Pharmaceutical therapy serves as a critical part of CKD treatment in order to control and reduce complications and delay the progression of the disease. Therefore, a new chapter kidney care news-3about prescription drug coverage to persons with chronic kidney disease (CKD) was added to the USRDS 2018 Annual Data Report (ADR), particularly in light of the continuing prescription opioid epidemic.

Highlights:

  • Approximately 73.7% of chronic kidney disease (CKD) patients enrolled in Medicare Part D in 2016, which was slightly higher than general Medicare enrollment at 69.5%.
  • As compared to White beneficiaries (29.3%), much higher proportions of Asian (73.8%) and African American (62.8%) CKD Part D beneficiaries qualified for the Low-Income Subsidy LIS).

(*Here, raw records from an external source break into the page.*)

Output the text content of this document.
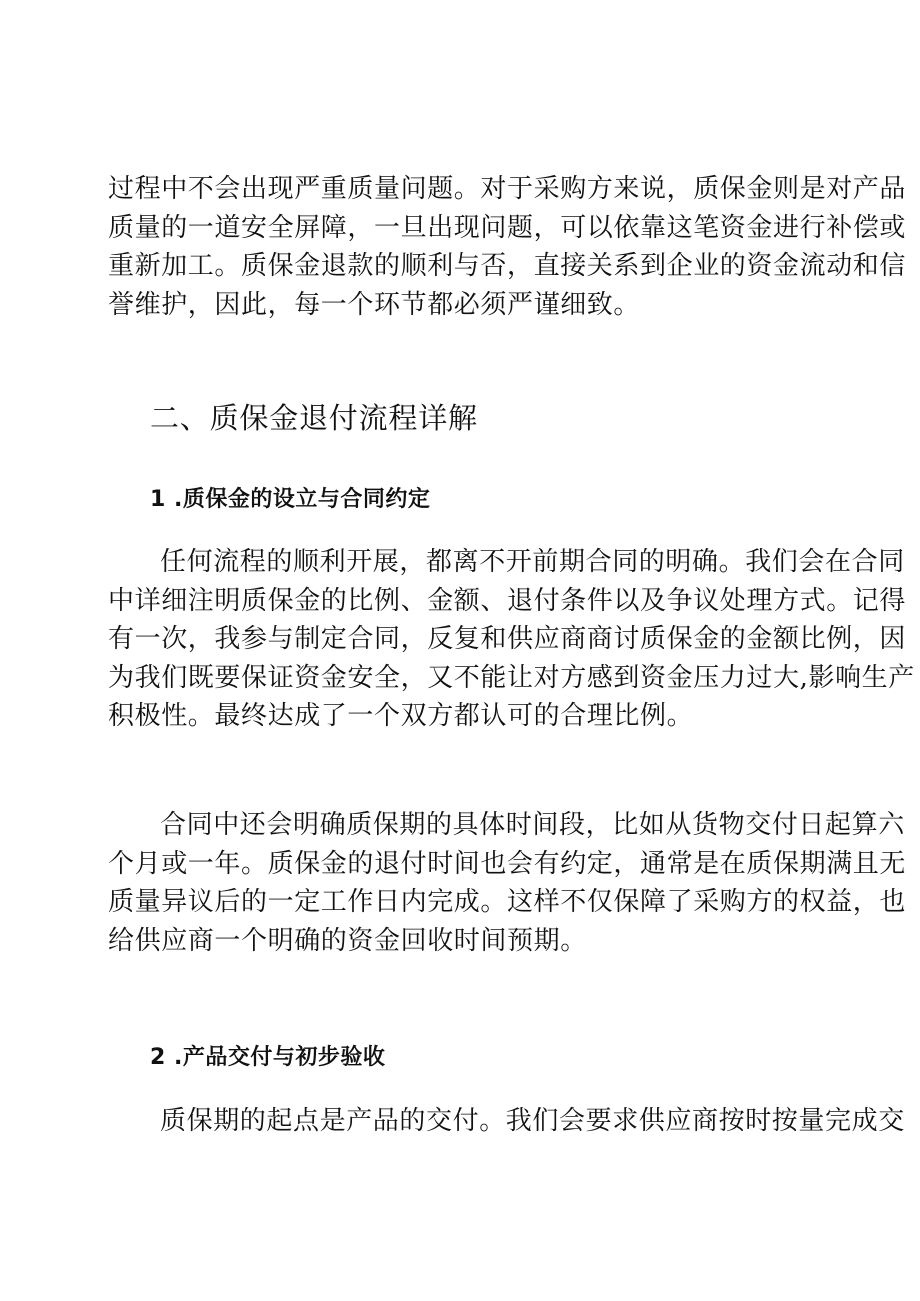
过程中不会出现严重质量问题。对于采购方来说，质保金则是对产品
质量的一道安全屏障，一旦出现问题，可以依靠这笔资金进行补偿或
重新加工。质保金退款的顺利与否，直接关系到企业的资金流动和信
誉维护，因此，每一个环节都必须严谨细致。

二、质保金退付流程详解
1 .质保金的设立与合同约定

任何流程的顺利开展，都离不开前期合同的明确。我们会在合同
中详细注明质保金的比例、金额、退付条件以及争议处理方式。记得
有一次，我参与制定合同，反复和供应商商讨质保金的金额比例，因
为我们既要保证资金安全，又不能让对方感到资金压力过大,影响生产
积极性。最终达成了一个双方都认可的合理比例。

合同中还会明确质保期的具体时间段，比如从货物交付日起算六
个月或一年。质保金的退付时间也会有约定，通常是在质保期满且无
质量异议后的一定工作日内完成。这样不仅保障了采购方的权益，也
给供应商一个明确的资金回收时间预期。

2 .产品交付与初步验收

质保期的起点是产品的交付。我们会要求供应商按时按量完成交
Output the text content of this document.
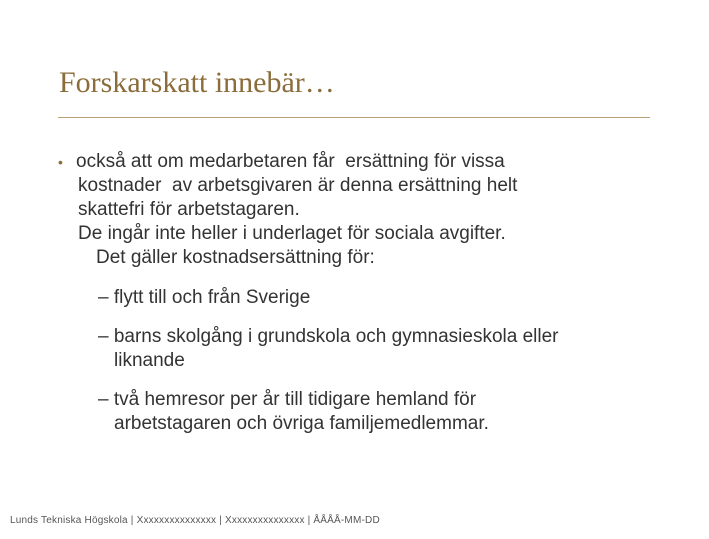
Forskarskatt innebär…
• också att om medarbetaren får  ersättning för vissa
kostnader  av arbetsgivaren är denna ersättning helt
skattefri för arbetstagaren.
De ingår inte heller i underlaget för sociala avgifter.
Det gäller kostnadsersättning för:
– flytt till och från Sverige
– barns skolgång i grundskola och gymnasieskola eller
liknande
– två hemresor per år till tidigare hemland för
arbetstagaren och övriga familjemedlemmar.
Lunds Tekniska Högskola | Xxxxxxxxxxxxxxx | Xxxxxxxxxxxxxxx | ÅÅÅÅ-MM-DD
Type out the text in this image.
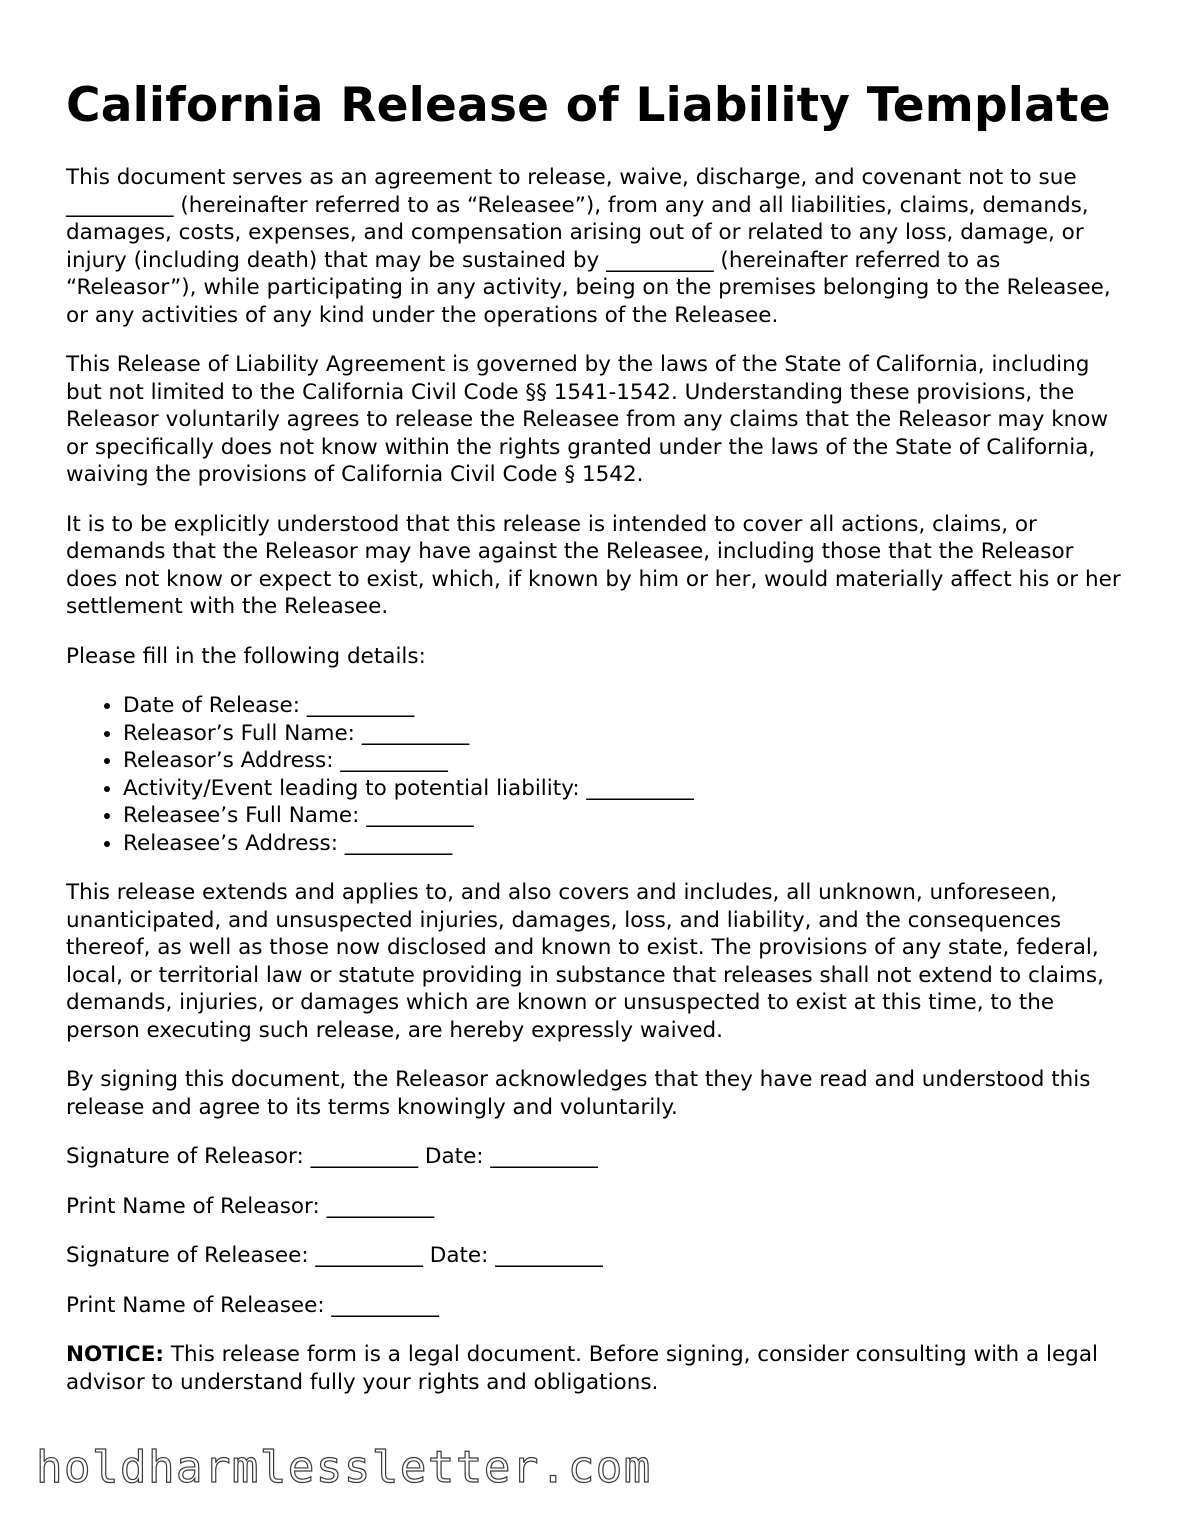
California Release of Liability Template

This document serves as an agreement to release, waive, discharge, and covenant not to sue __________ (hereinafter referred to as “Releasee”), from any and all liabilities, claims, demands, damages, costs, expenses, and compensation arising out of or related to any loss, damage, or injury (including death) that may be sustained by __________ (hereinafter referred to as “Releasor”), while participating in any activity, being on the premises belonging to the Releasee, or any activities of any kind under the operations of the Releasee.

This Release of Liability Agreement is governed by the laws of the State of California, including but not limited to the California Civil Code §§ 1541-1542. Understanding these provisions, the Releasor voluntarily agrees to release the Releasee from any claims that the Releasor may know or specifically does not know within the rights granted under the laws of the State of California, waiving the provisions of California Civil Code § 1542.

It is to be explicitly understood that this release is intended to cover all actions, claims, or demands that the Releasor may have against the Releasee, including those that the Releasor does not know or expect to exist, which, if known by him or her, would materially affect his or her settlement with the Releasee.

Please fill in the following details:

• Date of Release: __________
• Releasor’s Full Name: __________
• Releasor’s Address: __________
• Activity/Event leading to potential liability: __________
• Releasee’s Full Name: __________
• Releasee’s Address: __________

This release extends and applies to, and also covers and includes, all unknown, unforeseen, unanticipated, and unsuspected injuries, damages, loss, and liability, and the consequences thereof, as well as those now disclosed and known to exist. The provisions of any state, federal, local, or territorial law or statute providing in substance that releases shall not extend to claims, demands, injuries, or damages which are known or unsuspected to exist at this time, to the person executing such release, are hereby expressly waived.

By signing this document, the Releasor acknowledges that they have read and understood this release and agree to its terms knowingly and voluntarily.

Signature of Releasor: __________ Date: __________

Print Name of Releasor: __________

Signature of Releasee: __________ Date: __________

Print Name of Releasee: __________

NOTICE: This release form is a legal document. Before signing, consider consulting with a legal advisor to understand fully your rights and obligations.

holdharmlessletter.com
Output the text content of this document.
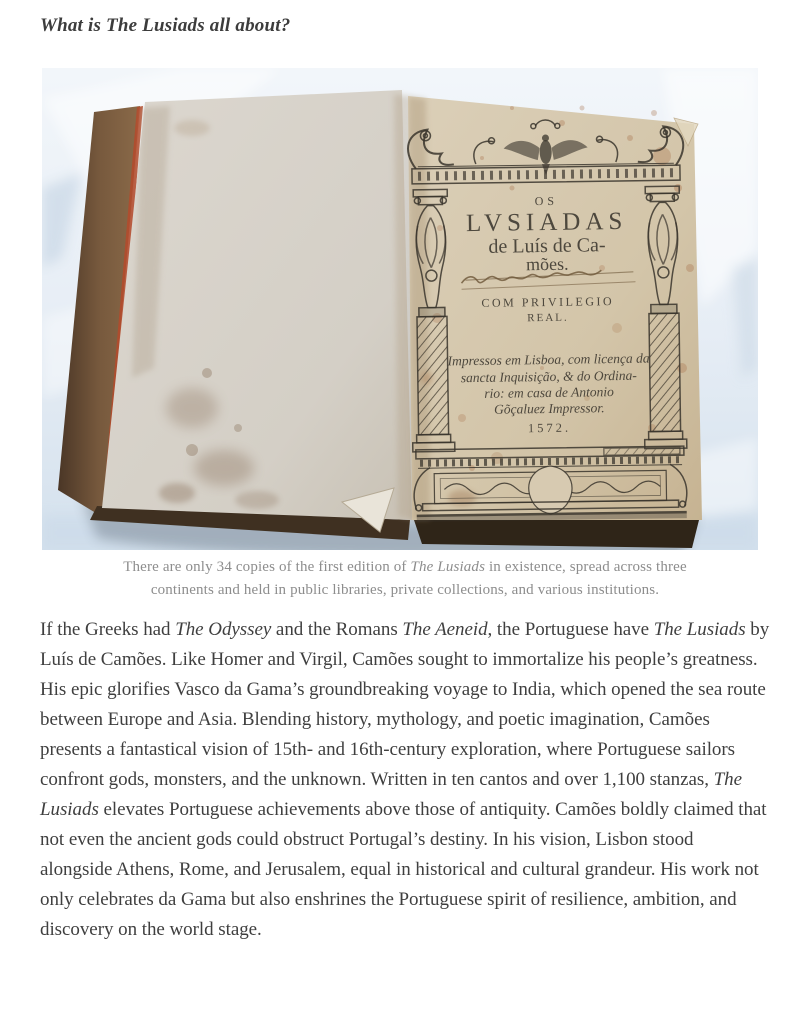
What is The Lusiads all about?
OS
LVSIADAS
de Luís de Ca-
mões.
COM PRIVILEGIO
REAL.
Impressos em Lisboa, com licença da
sancta Inquisição, & do Ordina-
rio: em casa de Antonio
Gõçaluez Impressor.
1572.
There are only 34 copies of the first edition of The Lusiads in existence, spread across three continents and held in public libraries, private collections, and various institutions.

If the Greeks had The Odyssey and the Romans The Aeneid, the Portuguese have The Lusiads by Luís de Camões. Like Homer and Virgil, Camões sought to immortalize his people’s greatness. His epic glorifies Vasco da Gama’s groundbreaking voyage to India, which opened the sea route between Europe and Asia. Blending history, mythology, and poetic imagination, Camões presents a fantastical vision of 15th- and 16th-century exploration, where Portuguese sailors confront gods, monsters, and the unknown. Written in ten cantos and over 1,100 stanzas, The Lusiads elevates Portuguese achievements above those of antiquity. Camões boldly claimed that not even the ancient gods could obstruct Portugal’s destiny. In his vision, Lisbon stood alongside Athens, Rome, and Jerusalem, equal in historical and cultural grandeur. His work not only celebrates da Gama but also enshrines the Portuguese spirit of resilience, ambition, and discovery on the world stage.
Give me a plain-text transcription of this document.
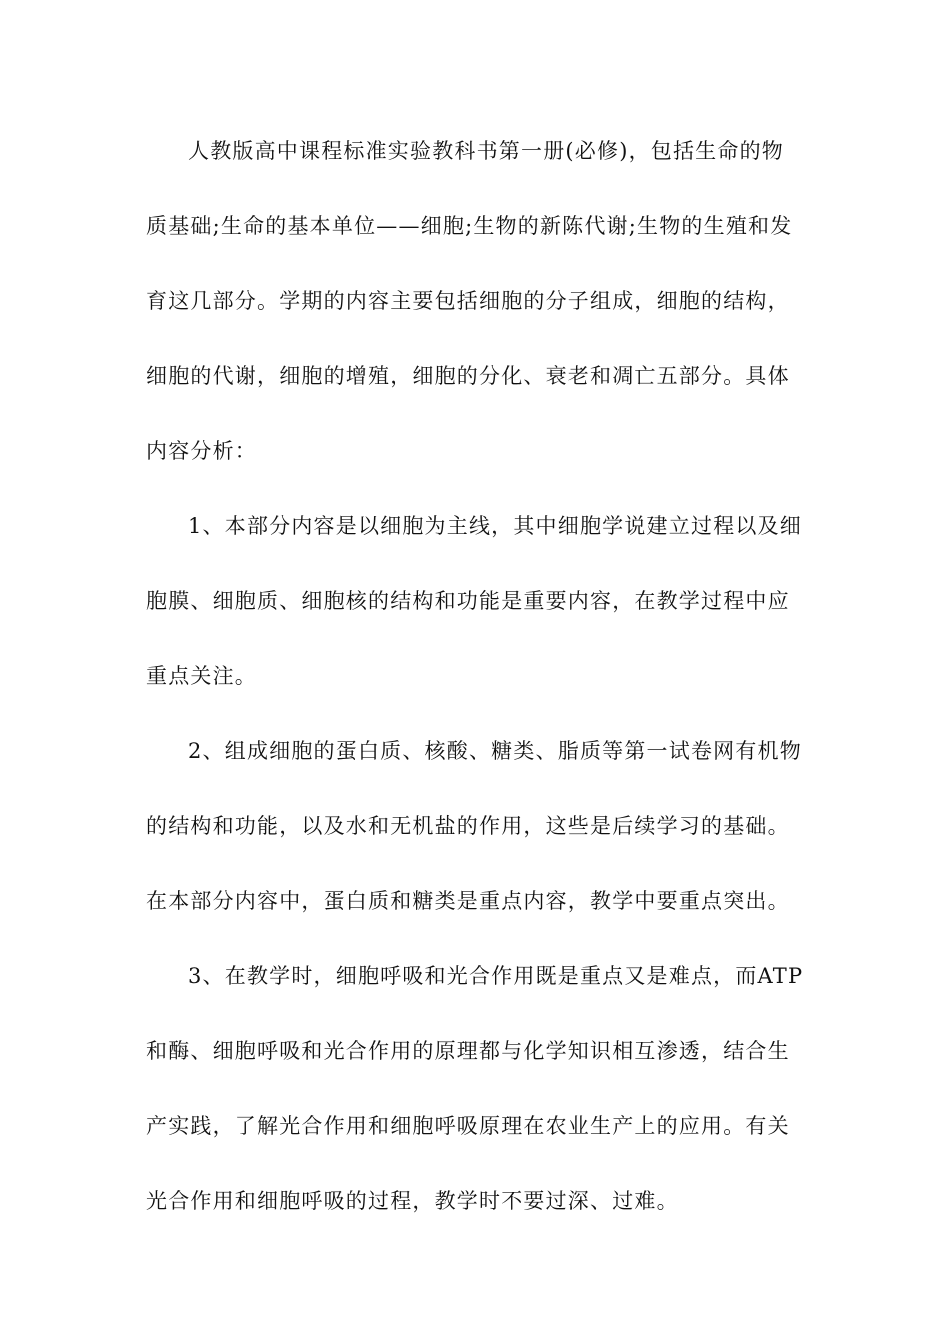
人教版高中课程标准实验教科书第一册(必修)，包括生命的物
质基础;生命的基本单位——细胞;生物的新陈代谢;生物的生殖和发
育这几部分。学期的内容主要包括细胞的分子组成，细胞的结构，
细胞的代谢，细胞的增殖，细胞的分化、衰老和凋亡五部分。具体
内容分析：
1、本部分内容是以细胞为主线，其中细胞学说建立过程以及细
胞膜、细胞质、细胞核的结构和功能是重要内容，在教学过程中应
重点关注。
2、组成细胞的蛋白质、核酸、糖类、脂质等第一试卷网有机物
的结构和功能，以及水和无机盐的作用，这些是后续学习的基础。
在本部分内容中，蛋白质和糖类是重点内容，教学中要重点突出。
3、在教学时，细胞呼吸和光合作用既是重点又是难点，而ATP
和酶、细胞呼吸和光合作用的原理都与化学知识相互渗透，结合生
产实践，了解光合作用和细胞呼吸原理在农业生产上的应用。有关
光合作用和细胞呼吸的过程，教学时不要过深、过难。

  • Among patients with stand-alone Part D Medicare plans, per person per year (PPPY) insurance spending on prescriptions was 1.6 times higher for Medicare patients with CKD ($4,941) than for general beneficiaries ($3,027) in 2016.
  • Total spending for Part D-covered medications in 2016 was more than twice as high for patients with the LIS than for those without, regardless of the presence of CKD. Patient out-of-pocket costs for LIS patients represented only a 1.2% to 1.3% share of these total expenditures, as compared to 25.3% to 27.0% in each of the non-LIS populations.
  • Prescriptions for lipid-lowering agents, antibacterials, renin-angiotensin-aldosterone system inhibitors, and β-adrenergic blocking agents (beta blockers) were each filled by more than 50% of Medicare CKD patients during 2016 CKD patients with Medicare Advantage and managed care coverage showed similar patterns of use for these drug classes.
  • By drug class, the highest medication expenditures for patients with CKD were for antidiabetic agents, followed by antineoplastic agents, antivirals and lipid-lowering agents.
  • In the United States, the overall proportion of CKD patients using prescription non-steroidal anti-inflammatory agents (NSAIDs) was 16.4% and opioids were 43.8%.